The Crisp-Ellert Art Museum and Flagler College are pleased to present “Shelter,” an exhibition of photographs by Mark Ruwedel that will include works from his series “Desert Houses,” “Dog Houses,” and “Dusk.” The exhibition kicks off on Thursday, Jan. 12 at 7 pm with a conversation between the artist and Flagler Assistant Professor of Art History Dr. Chris Balaschak. An opening reception will be held on Friday, Jan 13 from 5 until 9 pm, and the exhibition will be on view through Feb. 24, 2012.
For over 25 years, Mark Ruwedel has photographed the open landscapes of western North America. His interest in documenting evidence of the West’s ancient inhabitants, as well as relics of the great industrial race to conquer the West, has resulted in an impressive photographic record of the way humankind has altered and adapted to the natural landscape.
In previous series, Ruwedel has documented sites to help better understand the American West as a palimpsest of cultural and natural histories. More recently, Ruwedel has turned his camera to the uninhabited structures that litter the high desert fringes of Southern California. These images of the landscape bear the mark of a more recent history: ad hoc structures, abandoned and in varying states of decay. The black and white images from “Desert Houses” and “Dusk,” as well as the color images from “Dog Houses,” present “an inventory of a particular, and poignant, form of vernacular architecture” that the artist claims are “both humorous and tragic, alluding to the fragility of human endeavor in a harsh environment.”
Ruwedel’s work pays homage to survey photographers such as Carleton Watkins and William Henry Jackson, who documented the vast Western landscape under the auspices of the government during the 19th century. He has been equally, if not more, influenced by photographers such as Lewis Baltz, who recorded the banal industrial structures of a developing 1970’s suburban landscape, as well as Robert Smithson and Michael Heizer, who made their own marks upon the land through their earthworks. Thus, while ostensibly documentary in nature, Ruwedel’s photographs are anchored within a deeply conceptual framework. In the essay “Written on the Land,” Ann Thomas claimed that throughout Ruwedel’s oeuvre we find an “intellectual inquiry that governs the overall scope and content of his work, such as his engagement with issues related to time (historical and geological), to technology and change, as well as to their impact upon the surface of the earth.”

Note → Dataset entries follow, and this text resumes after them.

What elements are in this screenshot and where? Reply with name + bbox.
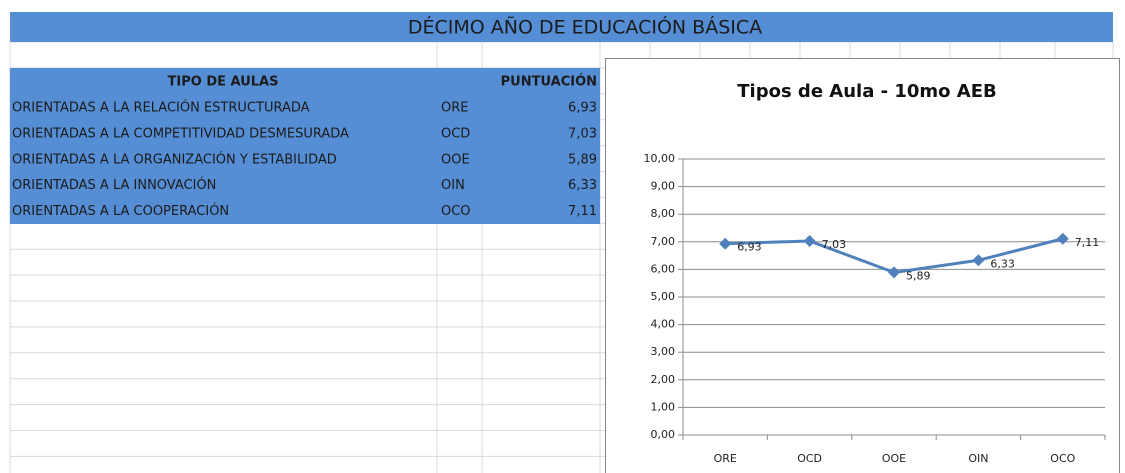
row-label: ORIENTADAS A LA INNOVACIÓN <box>12 177 216 193</box>
x-tick-label: ORE <box>714 452 737 465</box>
y-tick-label: 3,00 <box>651 345 676 358</box>
value-label: 5,89 <box>906 269 931 282</box>
y-tick-label: 5,00 <box>651 290 676 303</box>
table-bg <box>10 68 600 224</box>
row-code: ORE <box>441 101 468 116</box>
y-tick-label: 8,00 <box>651 207 676 220</box>
title-bar <box>10 12 1113 42</box>
y-tick-label: 10,00 <box>644 152 676 165</box>
row-score: 7,03 <box>568 126 597 141</box>
y-tick-label: 0,00 <box>651 428 676 441</box>
row-score: 6,33 <box>568 178 597 193</box>
marker <box>719 237 732 250</box>
x-tick-label: OIN <box>968 452 988 465</box>
sheet-title: DÉCIMO AÑO DE EDUCACIÓN BÁSICA <box>408 15 762 39</box>
row-code: OCO <box>441 204 471 219</box>
row-code: OIN <box>441 178 465 193</box>
column-header: TIPO DE AULAS <box>168 75 279 90</box>
chart-title: Tipos de Aula - 10mo AEB <box>737 81 997 102</box>
y-tick-label: 2,00 <box>651 373 676 386</box>
y-tick-label: 6,00 <box>651 262 676 275</box>
row-score: 6,93 <box>568 101 597 116</box>
row-score: 7,11 <box>568 204 597 219</box>
y-tick-label: 1,00 <box>651 400 676 413</box>
y-tick-label: 4,00 <box>651 318 676 331</box>
row-score: 5,89 <box>568 152 597 167</box>
marker <box>972 254 985 267</box>
y-tick-label: 9,00 <box>651 180 676 193</box>
row-label: ORIENTADAS A LA RELACIÓN ESTRUCTURADA <box>12 100 310 116</box>
value-label: 6,33 <box>990 257 1015 270</box>
marker <box>1056 232 1069 245</box>
value-label: 6,93 <box>737 241 762 254</box>
x-tick-label: OCD <box>797 452 822 465</box>
x-tick-label: OOE <box>882 452 906 465</box>
row-label: ORIENTADAS A LA ORGANIZACIÓN Y ESTABILID… <box>12 151 337 167</box>
column-header: PUNTUACIÓN <box>501 74 597 90</box>
y-tick-label: 7,00 <box>651 235 676 248</box>
value-label: 7,03 <box>822 238 847 251</box>
value-label: 7,11 <box>1075 236 1100 249</box>
row-label: ORIENTADAS A LA COMPETITIVIDAD DESMESURA… <box>12 126 349 141</box>
row-code: OCD <box>441 126 470 141</box>
x-tick-label: OCO <box>1050 452 1075 465</box>
marker <box>803 234 816 247</box>
row-label: ORIENTADAS A LA COOPERACIÓN <box>12 203 229 219</box>
row-code: OOE <box>441 152 470 167</box>
chart-frame <box>605 58 1120 473</box>
marker <box>888 266 900 279</box>
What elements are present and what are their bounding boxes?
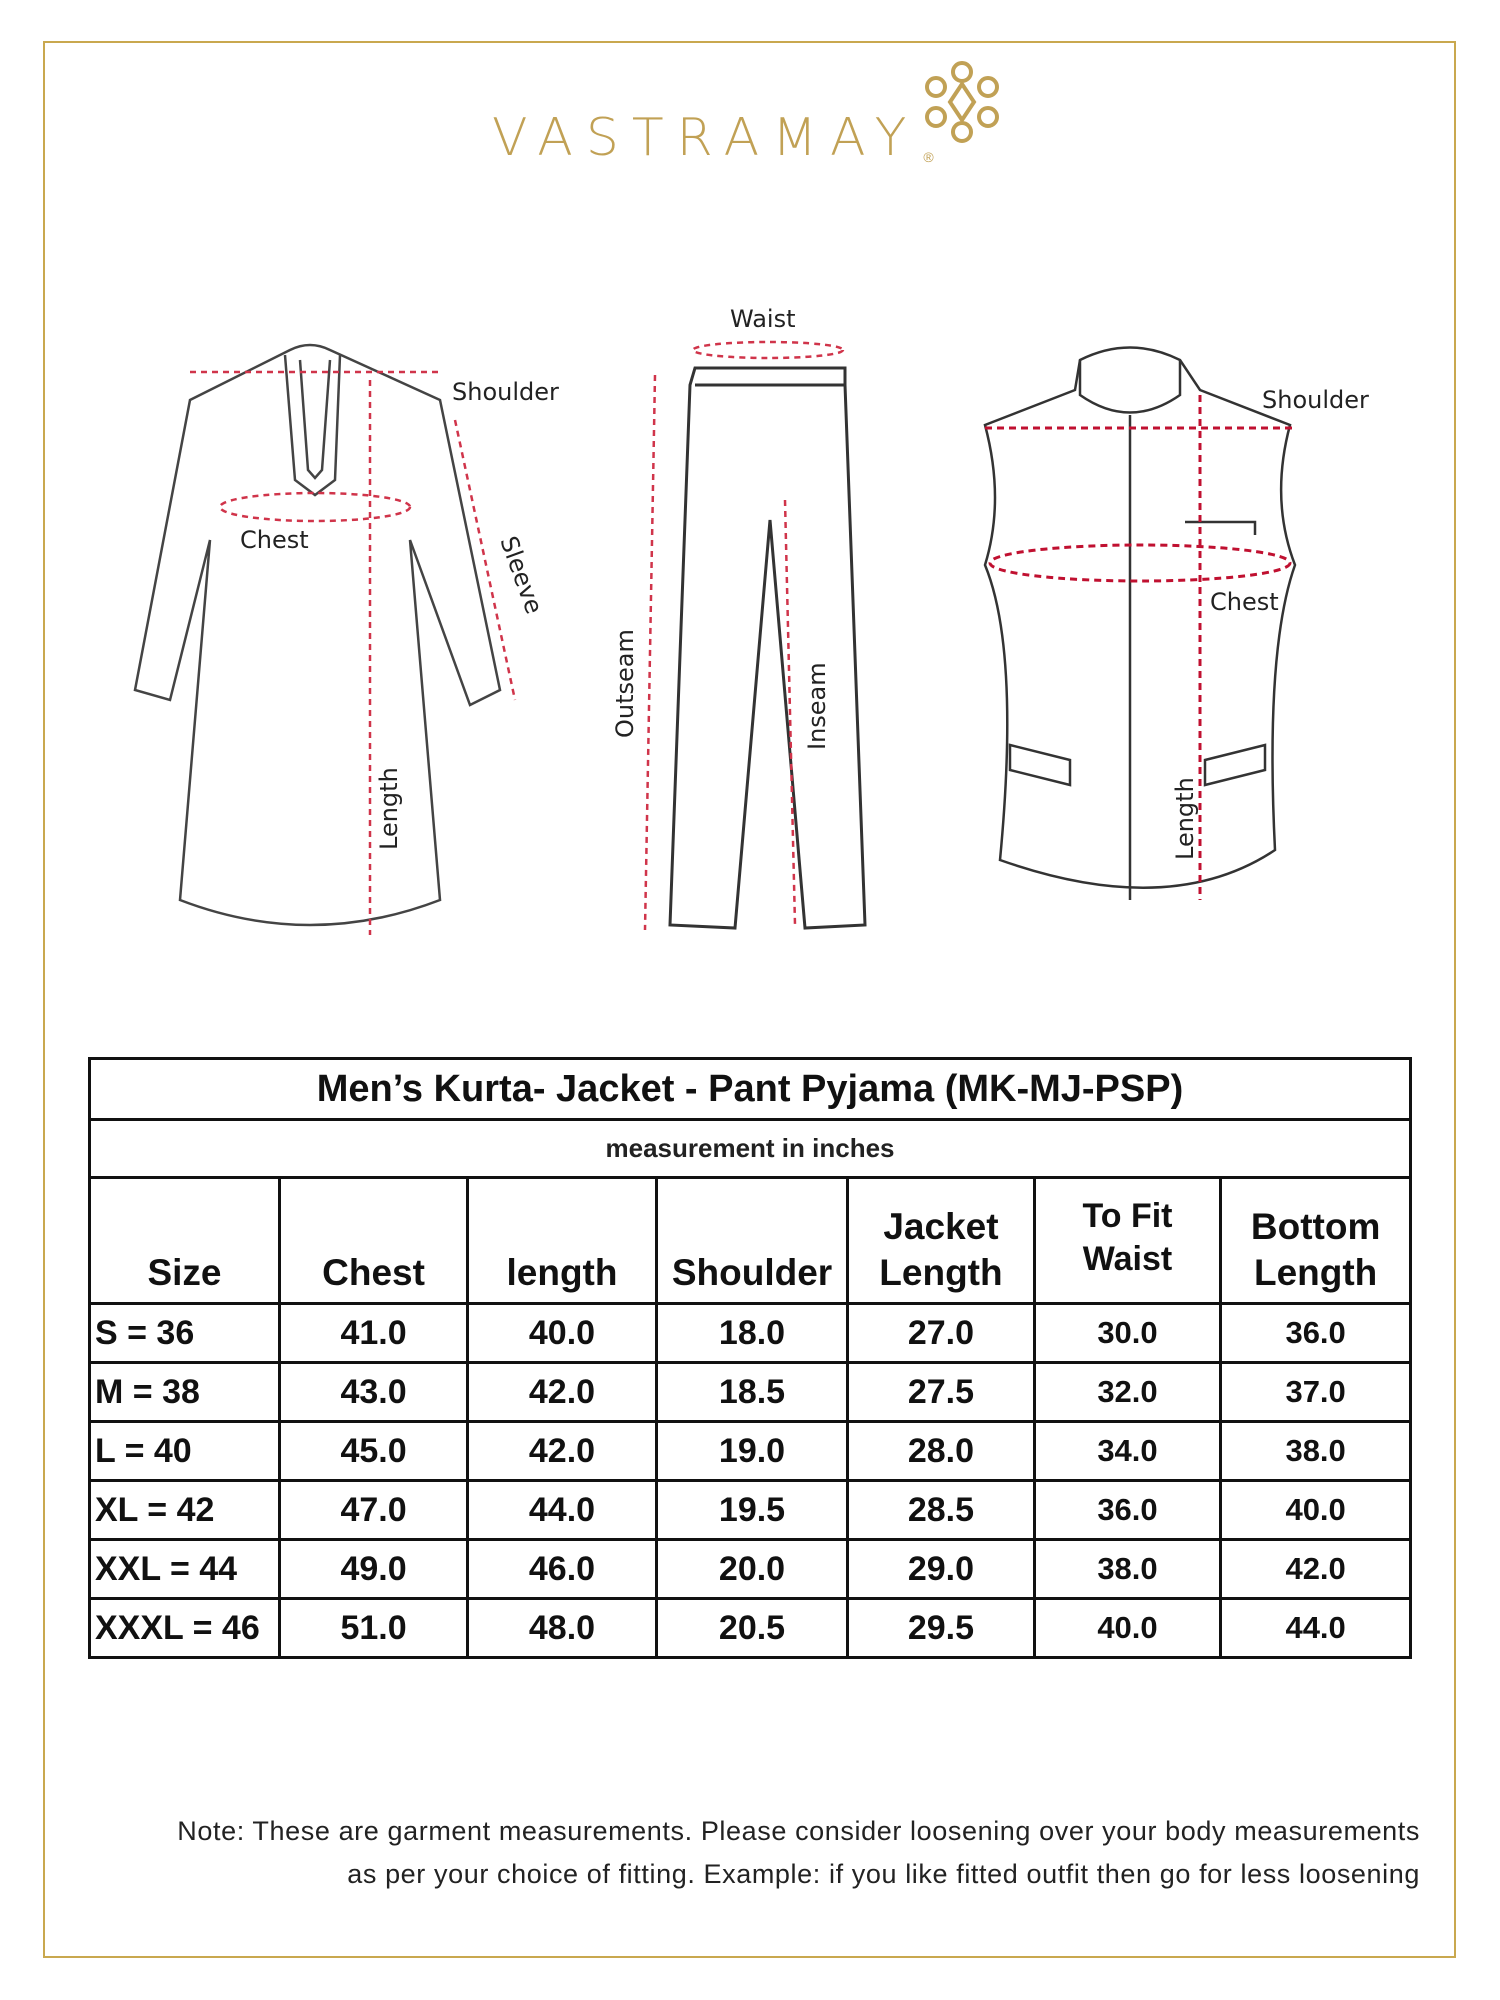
header-jacket-length: Jacket Length (846, 1176, 1036, 1305)
value-cell: 19.0 (654, 1420, 850, 1482)
value-cell: 27.5 (846, 1361, 1036, 1423)
kurta-sleeve-label: Sleeve (494, 532, 548, 617)
jacket-length-label: Length (1171, 777, 1199, 860)
size-cell: XXL = 44 (88, 1538, 281, 1600)
size-chart-table: Men’s Kurta- Jacket - Pant Pyjama (MK-MJ… (88, 1057, 1412, 1659)
value-cell: 40.0 (466, 1302, 658, 1364)
header-to-fit-waist: To Fit Waist (1032, 1176, 1223, 1305)
value-cell: 27.0 (846, 1302, 1036, 1364)
value-cell: 40.0 (1219, 1479, 1412, 1541)
size-cell: S = 36 (88, 1302, 281, 1364)
kurta-chest-label: Chest (240, 526, 309, 554)
value-cell: 45.0 (277, 1420, 470, 1482)
note: Note: These are garment measurements. Pl… (60, 1810, 1420, 1896)
value-cell: 48.0 (466, 1597, 658, 1659)
registered-mark: ® (923, 149, 934, 165)
table-row: L = 40 45.0 42.0 19.0 28.0 34.0 38.0 (88, 1420, 1412, 1482)
value-cell: 30.0 (1032, 1302, 1223, 1364)
page-border (43, 41, 1456, 1958)
garment-measurement-diagram: Shoulder Chest Sleeve Length Waist Outse… (133, 305, 1369, 935)
header-bottom-length: Bottom Length (1219, 1176, 1412, 1305)
value-cell: 18.0 (654, 1302, 850, 1364)
table-row: XXXL = 46 51.0 48.0 20.5 29.5 40.0 44.0 (88, 1597, 1412, 1659)
value-cell: 36.0 (1219, 1302, 1412, 1364)
table-row: S = 36 41.0 40.0 18.0 27.0 30.0 36.0 (88, 1302, 1412, 1364)
value-cell: 42.0 (1219, 1538, 1412, 1600)
size-cell: L = 40 (88, 1420, 281, 1482)
value-cell: 36.0 (1032, 1479, 1223, 1541)
header-length: length (466, 1176, 658, 1305)
table-subtitle: measurement in inches (88, 1118, 1412, 1179)
value-cell: 34.0 (1032, 1420, 1223, 1482)
pyjama-inseam-label: Inseam (803, 662, 831, 750)
table-row: XXL = 44 49.0 46.0 20.0 29.0 38.0 42.0 (88, 1538, 1412, 1600)
value-cell: 41.0 (277, 1302, 470, 1364)
value-cell: 43.0 (277, 1361, 470, 1423)
header-shoulder: Shoulder (654, 1176, 850, 1305)
note-line-1: Note: These are garment measurements. Pl… (177, 1816, 1420, 1846)
note-line-2: as per your choice of fitting. Example: … (347, 1859, 1420, 1889)
value-cell: 19.5 (654, 1479, 850, 1541)
header-size: Size (88, 1176, 281, 1305)
kurta-measure-lines (190, 370, 517, 935)
kurta-length-label: Length (375, 767, 403, 850)
value-cell: 44.0 (1219, 1597, 1412, 1659)
header-chest: Chest (277, 1176, 470, 1305)
brand-logo: VASTRAMAY (492, 108, 920, 168)
size-cell: XXXL = 46 (88, 1597, 281, 1659)
table-row: XL = 42 47.0 44.0 19.5 28.5 36.0 40.0 (88, 1479, 1412, 1541)
value-cell: 29.5 (846, 1597, 1036, 1659)
brand-emblem-icon (925, 61, 999, 143)
value-cell: 38.0 (1032, 1538, 1223, 1600)
value-cell: 49.0 (277, 1538, 470, 1600)
pyjama-drawing (668, 366, 867, 930)
table-title: Men’s Kurta- Jacket - Pant Pyjama (MK-MJ… (88, 1057, 1412, 1121)
value-cell: 18.5 (654, 1361, 850, 1423)
jacket-measure-lines (985, 395, 1295, 900)
value-cell: 28.0 (846, 1420, 1036, 1482)
jacket-drawing (983, 346, 1297, 900)
value-cell: 44.0 (466, 1479, 658, 1541)
kurta-shoulder-label: Shoulder (452, 378, 559, 406)
value-cell: 28.5 (846, 1479, 1036, 1541)
value-cell: 40.0 (1032, 1597, 1223, 1659)
pyjama-measure-lines (643, 340, 845, 931)
size-cell: M = 38 (88, 1361, 281, 1423)
value-cell: 42.0 (466, 1420, 658, 1482)
value-cell: 46.0 (466, 1538, 658, 1600)
value-cell: 20.5 (654, 1597, 850, 1659)
kurta-drawing (133, 343, 502, 927)
jacket-chest-label: Chest (1210, 588, 1279, 616)
value-cell: 20.0 (654, 1538, 850, 1600)
value-cell: 42.0 (466, 1361, 658, 1423)
jacket-shoulder-label: Shoulder (1262, 386, 1369, 414)
pyjama-outseam-label: Outseam (611, 629, 639, 738)
value-cell: 38.0 (1219, 1420, 1412, 1482)
value-cell: 29.0 (846, 1538, 1036, 1600)
value-cell: 47.0 (277, 1479, 470, 1541)
value-cell: 37.0 (1219, 1361, 1412, 1423)
value-cell: 32.0 (1032, 1361, 1223, 1423)
pyjama-waist-label: Waist (730, 305, 795, 333)
table-row: M = 38 43.0 42.0 18.5 27.5 32.0 37.0 (88, 1361, 1412, 1423)
value-cell: 51.0 (277, 1597, 470, 1659)
size-cell: XL = 42 (88, 1479, 281, 1541)
brand-logo-row: VASTRAMAY ® (492, 112, 934, 164)
table-header-row: Size Chest length Shoulder Jacket Length … (88, 1176, 1412, 1305)
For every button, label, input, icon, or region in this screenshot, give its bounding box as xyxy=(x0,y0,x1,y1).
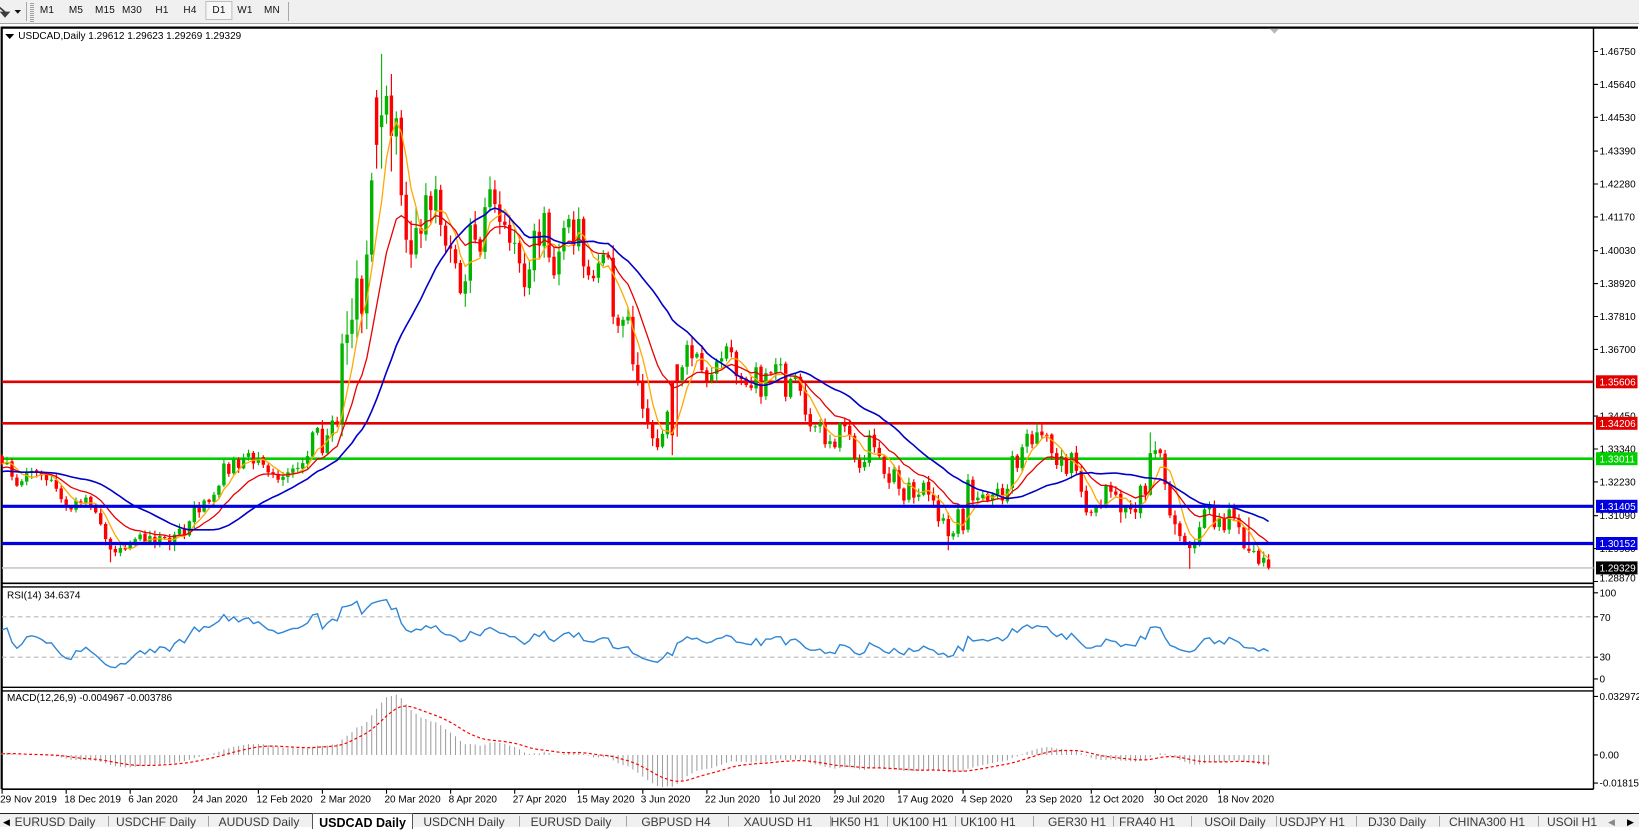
svg-text:USDCAD,Daily 1.29612 1.29623: USDCAD,Daily 1.29612 1.29623 1.29269 1.2… xyxy=(18,31,241,42)
svg-text:100: 100 xyxy=(1600,588,1617,599)
svg-text:3 Jun 2020: 3 Jun 2020 xyxy=(641,795,691,806)
svg-text:4 Sep 2020: 4 Sep 2020 xyxy=(961,795,1013,806)
svg-text:1.28870: 1.28870 xyxy=(1600,574,1637,585)
svg-text:MACD(12,26,9) -0.004967 -0.003: MACD(12,26,9) -0.004967 -0.003786 xyxy=(7,693,173,704)
svg-text:1.33011: 1.33011 xyxy=(1600,454,1636,465)
svg-text:-0.018154: -0.018154 xyxy=(1600,779,1639,790)
svg-text:22 Jun 2020: 22 Jun 2020 xyxy=(705,795,760,806)
svg-text:0.032972: 0.032972 xyxy=(1600,692,1639,703)
svg-text:1.31405: 1.31405 xyxy=(1600,502,1637,513)
svg-text:6 Jan 2020: 6 Jan 2020 xyxy=(128,795,178,806)
svg-text:10 Jul 2020: 10 Jul 2020 xyxy=(769,795,821,806)
svg-text:12 Feb 2020: 12 Feb 2020 xyxy=(256,795,313,806)
svg-text:1.45640: 1.45640 xyxy=(1600,80,1637,91)
svg-text:1.34206: 1.34206 xyxy=(1600,419,1637,430)
svg-text:18 Nov 2020: 18 Nov 2020 xyxy=(1217,795,1274,806)
svg-text:30: 30 xyxy=(1600,652,1612,663)
svg-text:0: 0 xyxy=(1600,674,1606,685)
svg-text:29 Jul 2020: 29 Jul 2020 xyxy=(833,795,885,806)
svg-text:30 Oct 2020: 30 Oct 2020 xyxy=(1153,795,1208,806)
svg-text:1.40030: 1.40030 xyxy=(1600,246,1637,257)
svg-text:1.32230: 1.32230 xyxy=(1600,477,1637,488)
svg-text:2 Mar 2020: 2 Mar 2020 xyxy=(320,795,371,806)
svg-text:1.29329: 1.29329 xyxy=(1600,564,1637,575)
svg-text:29 Nov 2019: 29 Nov 2019 xyxy=(0,795,57,806)
svg-text:1.38920: 1.38920 xyxy=(1600,279,1637,290)
svg-text:20 Mar 2020: 20 Mar 2020 xyxy=(385,795,442,806)
svg-text:24 Jan 2020: 24 Jan 2020 xyxy=(192,795,247,806)
svg-text:1.41170: 1.41170 xyxy=(1600,212,1636,223)
svg-text:1.46750: 1.46750 xyxy=(1600,47,1637,58)
svg-text:70: 70 xyxy=(1600,613,1612,624)
svg-text:1.30152: 1.30152 xyxy=(1600,539,1637,550)
svg-text:1.43390: 1.43390 xyxy=(1600,147,1637,158)
svg-text:27 Apr 2020: 27 Apr 2020 xyxy=(513,795,567,806)
svg-text:12 Oct 2020: 12 Oct 2020 xyxy=(1089,795,1144,806)
svg-text:23 Sep 2020: 23 Sep 2020 xyxy=(1025,795,1082,806)
svg-text:8 Apr 2020: 8 Apr 2020 xyxy=(449,795,498,806)
svg-text:17 Aug 2020: 17 Aug 2020 xyxy=(897,795,954,806)
svg-text:1.36700: 1.36700 xyxy=(1600,345,1637,356)
svg-text:18 Dec 2019: 18 Dec 2019 xyxy=(64,795,121,806)
svg-text:RSI(14) 34.6374: RSI(14) 34.6374 xyxy=(7,591,81,602)
svg-text:1.44530: 1.44530 xyxy=(1600,113,1637,124)
svg-text:1.37810: 1.37810 xyxy=(1600,312,1637,323)
svg-text:1.42280: 1.42280 xyxy=(1600,180,1637,191)
svg-text:1.35606: 1.35606 xyxy=(1600,377,1637,388)
svg-text:15 May 2020: 15 May 2020 xyxy=(577,795,635,806)
svg-text:0.00: 0.00 xyxy=(1600,750,1620,761)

Born in 1954 in Kutztown, Pennsylvania, Mark Ruwedel received a BFA from Kutztown State College and an MFA from Concordia University in Montreal, Quebec. His photographs have been the focus of solo exhibitions at Palais Rameau in Lille, France, Nevada Museum of Art in Reno and Winnepeg Art Gallery in Canada, among others. Additionally, his works have been included in group exhibitions at the J. Paul Getty Museum in Los Angeles, San Francisco Museum of Modern Art, Tate Modern, London, Smithsonian American Art Museum in Washington D.C. and the Vancouver Art Gallery. His photographs are represented in the collections of the J. Paul Getty Museum, Princeton Art Museum, St. Louis Art Museum, and the Metropolitan Museum of Art, New York, among many others. Ruwedel is currently a Professor of Photography at California State University in Long Beach, CA.